Straight away, the road feels made for the Civic, total hot-hatch heaven. The corners are much wider-radius than Haruna or Irohazaka, long sweepers, the camber always with you on the way up. They never tighten, either, so you just apply the lock, hold it there and then test the front end with your right foot, which plays perfectly into the Civic’s hands – it just digs in and begs for more. The way the steering weights up and tells you where you are is sublime, and my head starts to swim with the g-force before the grip runs out. The surface is immaculate, too, so for the first time on the trip we can deploy +R mode, giving us a fraction more body control and throttle response. I’d prefer the Sport setting for the steering, though, rather than more artificial weight, but the modes are the modes – annoyingly, there’s no individual configuring allowed.
We get chatting with a couple of young TopGear fans, one driving a fruity-sounding Nissan 370Z, the other an Impreza STI. Never noticed how similar the Type R and latest Impreza (a car that looks dated and out of touch in the UK, but somehow seems achingly cool here) are, but now it’s blindingly obvious. A Lotus 7 on throttle bodies pulls up.
A Suzuki Cappuccino with the world’s most antisocial dump valve jets past. I’ve found car heaven on Earth and it costs a fiver to get in.
On the cruise back into Tokyo, I use the time to digest two indelible days. We already knew how brilliant the Civic was to drive – it’d seduced everyone on Speed Week with its adjustable chassis, approachable nature and ruthless approach to speed. What we needed to know was who it was actually for. In Japan, the answer is anyone and everyone. The Stormtrooper-with-an-underbite front end, the vision-impairing rear wing, the slashes and vents and vortex fins – they’re all part of shouting about what you have under the bonnet.
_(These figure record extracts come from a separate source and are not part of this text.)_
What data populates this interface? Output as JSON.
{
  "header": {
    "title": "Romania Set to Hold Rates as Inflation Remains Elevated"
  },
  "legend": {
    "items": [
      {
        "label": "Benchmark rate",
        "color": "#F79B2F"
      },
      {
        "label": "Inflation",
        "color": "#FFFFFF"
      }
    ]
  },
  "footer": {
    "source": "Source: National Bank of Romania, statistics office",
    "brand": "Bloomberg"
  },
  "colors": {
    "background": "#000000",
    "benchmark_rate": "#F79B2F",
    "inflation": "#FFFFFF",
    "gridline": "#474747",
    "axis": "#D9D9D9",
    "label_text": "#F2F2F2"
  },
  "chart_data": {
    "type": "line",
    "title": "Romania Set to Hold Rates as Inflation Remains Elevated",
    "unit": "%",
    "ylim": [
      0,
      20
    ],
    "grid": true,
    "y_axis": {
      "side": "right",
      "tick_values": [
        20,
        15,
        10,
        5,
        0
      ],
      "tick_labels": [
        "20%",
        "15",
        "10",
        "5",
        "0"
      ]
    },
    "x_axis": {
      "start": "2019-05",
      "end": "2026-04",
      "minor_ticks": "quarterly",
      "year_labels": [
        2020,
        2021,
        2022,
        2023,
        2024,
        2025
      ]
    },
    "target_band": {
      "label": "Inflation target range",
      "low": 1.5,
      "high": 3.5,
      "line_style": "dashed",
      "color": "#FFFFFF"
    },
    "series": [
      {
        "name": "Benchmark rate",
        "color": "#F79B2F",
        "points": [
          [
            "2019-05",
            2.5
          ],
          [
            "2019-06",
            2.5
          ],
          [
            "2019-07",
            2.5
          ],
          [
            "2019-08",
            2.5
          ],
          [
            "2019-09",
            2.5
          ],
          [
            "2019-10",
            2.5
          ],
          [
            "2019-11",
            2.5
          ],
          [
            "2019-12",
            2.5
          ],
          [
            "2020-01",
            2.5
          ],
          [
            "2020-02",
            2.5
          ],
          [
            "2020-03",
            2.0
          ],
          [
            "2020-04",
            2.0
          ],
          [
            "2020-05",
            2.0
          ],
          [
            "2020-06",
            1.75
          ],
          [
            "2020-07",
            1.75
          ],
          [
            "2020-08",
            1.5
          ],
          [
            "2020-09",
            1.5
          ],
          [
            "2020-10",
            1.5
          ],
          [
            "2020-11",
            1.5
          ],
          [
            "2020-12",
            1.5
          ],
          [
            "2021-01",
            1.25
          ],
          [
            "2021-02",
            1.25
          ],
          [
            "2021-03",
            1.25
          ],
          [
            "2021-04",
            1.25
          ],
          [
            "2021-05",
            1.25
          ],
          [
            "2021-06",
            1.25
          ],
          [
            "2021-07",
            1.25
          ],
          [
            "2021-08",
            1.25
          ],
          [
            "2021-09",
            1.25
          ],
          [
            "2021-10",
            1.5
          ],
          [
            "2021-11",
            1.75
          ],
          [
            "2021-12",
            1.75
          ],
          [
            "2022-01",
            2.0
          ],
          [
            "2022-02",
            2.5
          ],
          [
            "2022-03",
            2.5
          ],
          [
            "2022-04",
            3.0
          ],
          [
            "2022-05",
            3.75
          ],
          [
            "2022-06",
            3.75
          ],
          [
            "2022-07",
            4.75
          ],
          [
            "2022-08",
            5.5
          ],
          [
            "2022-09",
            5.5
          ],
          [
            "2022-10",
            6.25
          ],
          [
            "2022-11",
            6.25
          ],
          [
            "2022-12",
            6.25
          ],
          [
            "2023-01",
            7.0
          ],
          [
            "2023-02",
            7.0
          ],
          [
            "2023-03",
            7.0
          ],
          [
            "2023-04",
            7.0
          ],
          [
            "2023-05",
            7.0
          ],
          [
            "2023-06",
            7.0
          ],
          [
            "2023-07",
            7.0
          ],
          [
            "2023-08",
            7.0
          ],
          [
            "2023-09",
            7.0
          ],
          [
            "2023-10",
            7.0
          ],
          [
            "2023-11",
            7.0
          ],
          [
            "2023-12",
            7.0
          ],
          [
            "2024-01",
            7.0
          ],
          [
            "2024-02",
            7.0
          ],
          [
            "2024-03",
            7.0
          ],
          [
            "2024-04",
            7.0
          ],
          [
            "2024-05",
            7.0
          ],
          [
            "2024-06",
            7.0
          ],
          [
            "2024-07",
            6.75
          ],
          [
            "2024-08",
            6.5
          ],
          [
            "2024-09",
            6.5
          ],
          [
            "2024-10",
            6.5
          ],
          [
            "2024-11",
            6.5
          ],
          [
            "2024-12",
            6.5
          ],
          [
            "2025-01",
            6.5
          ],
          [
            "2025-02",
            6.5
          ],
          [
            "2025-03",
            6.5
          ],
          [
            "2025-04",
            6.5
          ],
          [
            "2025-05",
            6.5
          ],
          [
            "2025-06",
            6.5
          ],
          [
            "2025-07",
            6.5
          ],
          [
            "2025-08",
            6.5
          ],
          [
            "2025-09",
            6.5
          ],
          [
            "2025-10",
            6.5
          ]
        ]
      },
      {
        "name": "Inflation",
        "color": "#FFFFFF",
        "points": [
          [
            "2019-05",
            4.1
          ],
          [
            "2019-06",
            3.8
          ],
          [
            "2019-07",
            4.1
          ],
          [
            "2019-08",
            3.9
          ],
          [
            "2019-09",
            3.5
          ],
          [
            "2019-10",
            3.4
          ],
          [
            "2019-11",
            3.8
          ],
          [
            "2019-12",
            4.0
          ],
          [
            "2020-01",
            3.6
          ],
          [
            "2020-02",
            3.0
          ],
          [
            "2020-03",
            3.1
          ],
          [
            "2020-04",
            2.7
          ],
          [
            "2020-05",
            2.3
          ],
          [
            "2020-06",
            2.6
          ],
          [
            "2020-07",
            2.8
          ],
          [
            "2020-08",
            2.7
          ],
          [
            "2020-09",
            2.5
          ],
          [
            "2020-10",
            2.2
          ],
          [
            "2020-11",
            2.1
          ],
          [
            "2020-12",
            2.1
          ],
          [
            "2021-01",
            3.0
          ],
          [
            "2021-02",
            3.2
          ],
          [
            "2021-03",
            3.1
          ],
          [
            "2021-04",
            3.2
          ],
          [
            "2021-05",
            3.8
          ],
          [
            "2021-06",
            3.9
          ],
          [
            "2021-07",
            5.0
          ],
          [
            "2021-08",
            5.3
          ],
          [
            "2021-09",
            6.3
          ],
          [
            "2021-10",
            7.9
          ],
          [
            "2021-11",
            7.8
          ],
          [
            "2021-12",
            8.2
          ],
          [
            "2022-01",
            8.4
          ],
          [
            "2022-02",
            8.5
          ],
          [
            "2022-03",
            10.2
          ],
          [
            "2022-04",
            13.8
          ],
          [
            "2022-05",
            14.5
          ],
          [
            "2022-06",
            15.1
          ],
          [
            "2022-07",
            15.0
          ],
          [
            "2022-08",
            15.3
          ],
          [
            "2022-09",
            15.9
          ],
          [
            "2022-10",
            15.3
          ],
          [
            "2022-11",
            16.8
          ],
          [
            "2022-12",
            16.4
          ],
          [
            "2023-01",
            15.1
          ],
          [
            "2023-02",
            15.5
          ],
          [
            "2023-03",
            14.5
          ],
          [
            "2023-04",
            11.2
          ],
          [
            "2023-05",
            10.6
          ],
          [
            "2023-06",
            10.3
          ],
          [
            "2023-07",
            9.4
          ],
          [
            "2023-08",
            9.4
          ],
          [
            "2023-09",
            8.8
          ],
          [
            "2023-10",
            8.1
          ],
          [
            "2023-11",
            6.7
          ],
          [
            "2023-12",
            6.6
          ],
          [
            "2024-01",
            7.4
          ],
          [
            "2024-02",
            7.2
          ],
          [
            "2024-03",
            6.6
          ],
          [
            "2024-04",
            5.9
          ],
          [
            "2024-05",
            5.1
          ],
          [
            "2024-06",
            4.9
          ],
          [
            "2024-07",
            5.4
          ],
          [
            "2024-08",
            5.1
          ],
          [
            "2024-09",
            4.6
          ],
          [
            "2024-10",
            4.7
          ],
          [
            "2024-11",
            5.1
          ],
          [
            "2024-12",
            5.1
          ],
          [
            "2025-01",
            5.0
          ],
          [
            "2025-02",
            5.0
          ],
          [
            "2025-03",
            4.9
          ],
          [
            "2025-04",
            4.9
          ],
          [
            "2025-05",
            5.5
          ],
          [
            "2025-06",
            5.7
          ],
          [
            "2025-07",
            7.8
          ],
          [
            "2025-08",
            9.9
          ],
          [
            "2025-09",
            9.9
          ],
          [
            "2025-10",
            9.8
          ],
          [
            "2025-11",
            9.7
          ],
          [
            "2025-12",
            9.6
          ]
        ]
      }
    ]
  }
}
A badge of honour.
Of course, that doesn’t mean you have to like the way it looks, but it might help you appreciate where Honda is coming from. Just as a Corvette or a Hellcat is America at its tyre-shredding, belching best, this is Japan distilled into a practical five-door family hatch. The Civic Type R isn’t just the best hot hatch of the year, it’s the best car of the year, full stop. Love it, hate it. Who cares? Just drive it.